Isn't High German the standard German?

But Germany was unified by Prussia, and wasn't the Brandenburgian core pretty far north, and thus part of the Low German continuum?
Well Prussian land were mostly Low German, but ultimately the standard language was more close to Middle German varities and one can see the effect of its usage in the modern dialectal border even that regard traditional Berlin dialect as middle German:

Continental_West_Germanic_languages.png
 
Austria doesn't have its own language, just its own pronunciation and spelling standard, not to far from American vs British English.

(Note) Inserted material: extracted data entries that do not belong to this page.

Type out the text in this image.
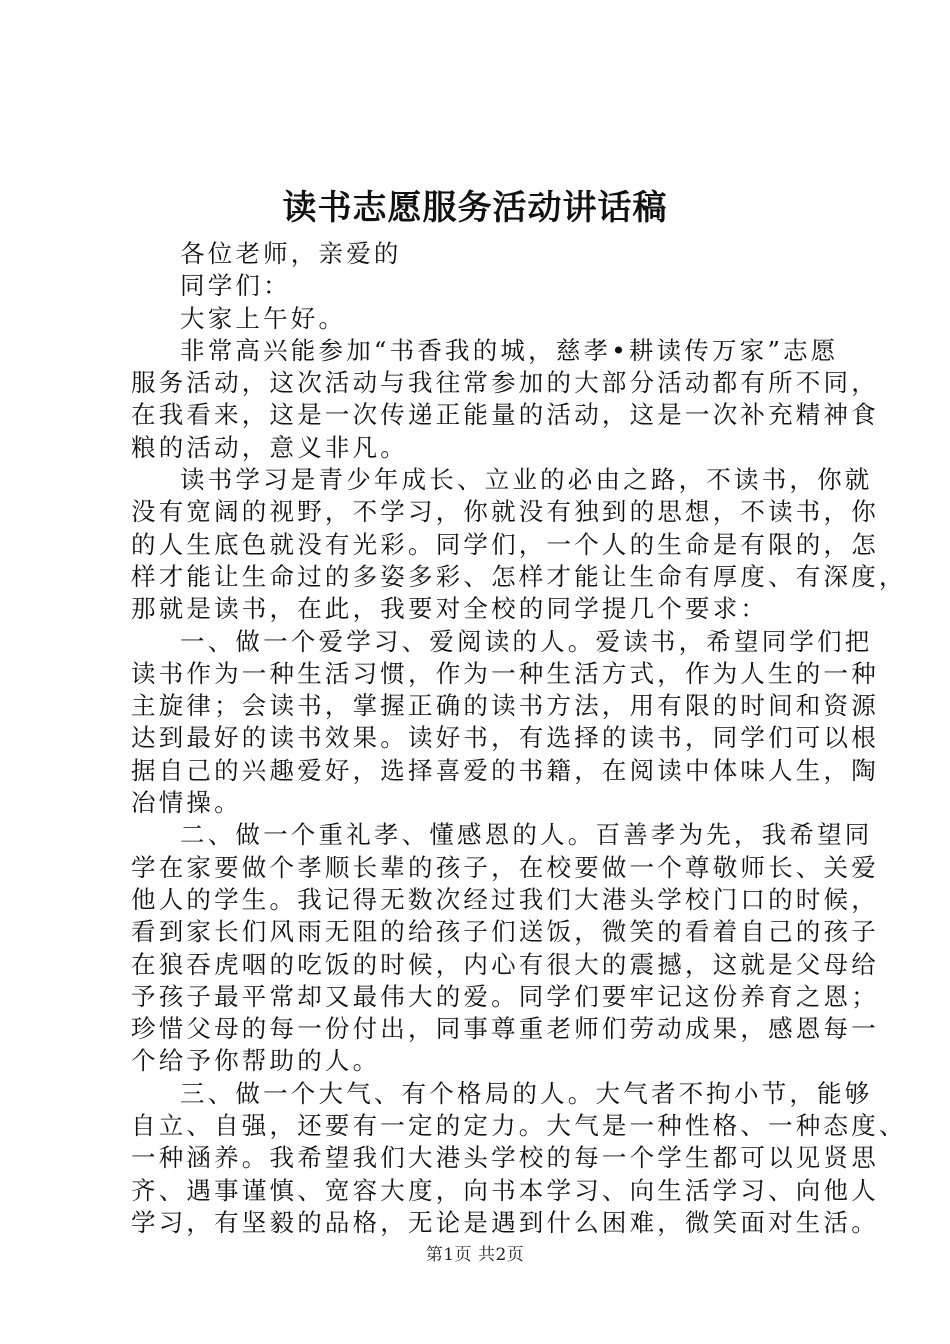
读书志愿服务活动讲话稿
各位老师，亲爱的
同学们：
大家上午好。
非常高兴能参加“书香我的城，慈孝•耕读传万家”志愿
服务活动，这次活动与我往常参加的大部分活动都有所不同，
在我看来，这是一次传递正能量的活动，这是一次补充精神食
粮的活动，意义非凡。
读书学习是青少年成长、立业的必由之路，不读书，你就
没有宽阔的视野，不学习，你就没有独到的思想，不读书，你
的人生底色就没有光彩。同学们，一个人的生命是有限的，怎
样才能让生命过的多姿多彩、怎样才能让生命有厚度、有深度，
那就是读书，在此，我要对全校的同学提几个要求：
一、做一个爱学习、爱阅读的人。爱读书，希望同学们把
读书作为一种生活习惯，作为一种生活方式，作为人生的一种
主旋律；会读书，掌握正确的读书方法，用有限的时间和资源
达到最好的读书效果。读好书，有选择的读书，同学们可以根
据自己的兴趣爱好，选择喜爱的书籍，在阅读中体味人生，陶
冶情操。
二、做一个重礼孝、懂感恩的人。百善孝为先，我希望同
学在家要做个孝顺长辈的孩子，在校要做一个尊敬师长、关爱
他人的学生。我记得无数次经过我们大港头学校门口的时候，
看到家长们风雨无阻的给孩子们送饭，微笑的看着自己的孩子
在狼吞虎咽的吃饭的时候，内心有很大的震撼，这就是父母给
予孩子最平常却又最伟大的爱。同学们要牢记这份养育之恩；
珍惜父母的每一份付出，同事尊重老师们劳动成果，感恩每一
个给予你帮助的人。
三、做一个大气、有个格局的人。大气者不拘小节，能够
自立、自强，还要有一定的定力。大气是一种性格、一种态度、
一种涵养。我希望我们大港头学校的每一个学生都可以见贤思
齐、遇事谨慎、宽容大度，向书本学习、向生活学习、向他人
学习，有坚毅的品格，无论是遇到什么困难，微笑面对生活。
第1页 共2页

That's true for standard/Viennese Austrian German, but don't rural Austrians speak Bavarian? (i.e. the same language is spoken across both regions)
 
That's true for standard/Viennese Austrian German, but don't rural Austrians speak Bavarian? (i.e. the same language is spoken across both regions)
In theory every German region has its own dialects; so Austria, Alsace, Switzerland and Luxemburg are not special in that regard, the difference in how they are considered is literally 100% caused by politics.
 
As there already is Luxembourg, the netherlands and Belgian Flanders as well as switzerland, i suppose the challenge is to have none of them call itself "deutsch"? Or be called "German" in english?

For the latter, I propose the English simply continue saying "Dutch" when they mean any German variety.

The former is nigh-impossible, I'd say. The term was entrenched by 1400.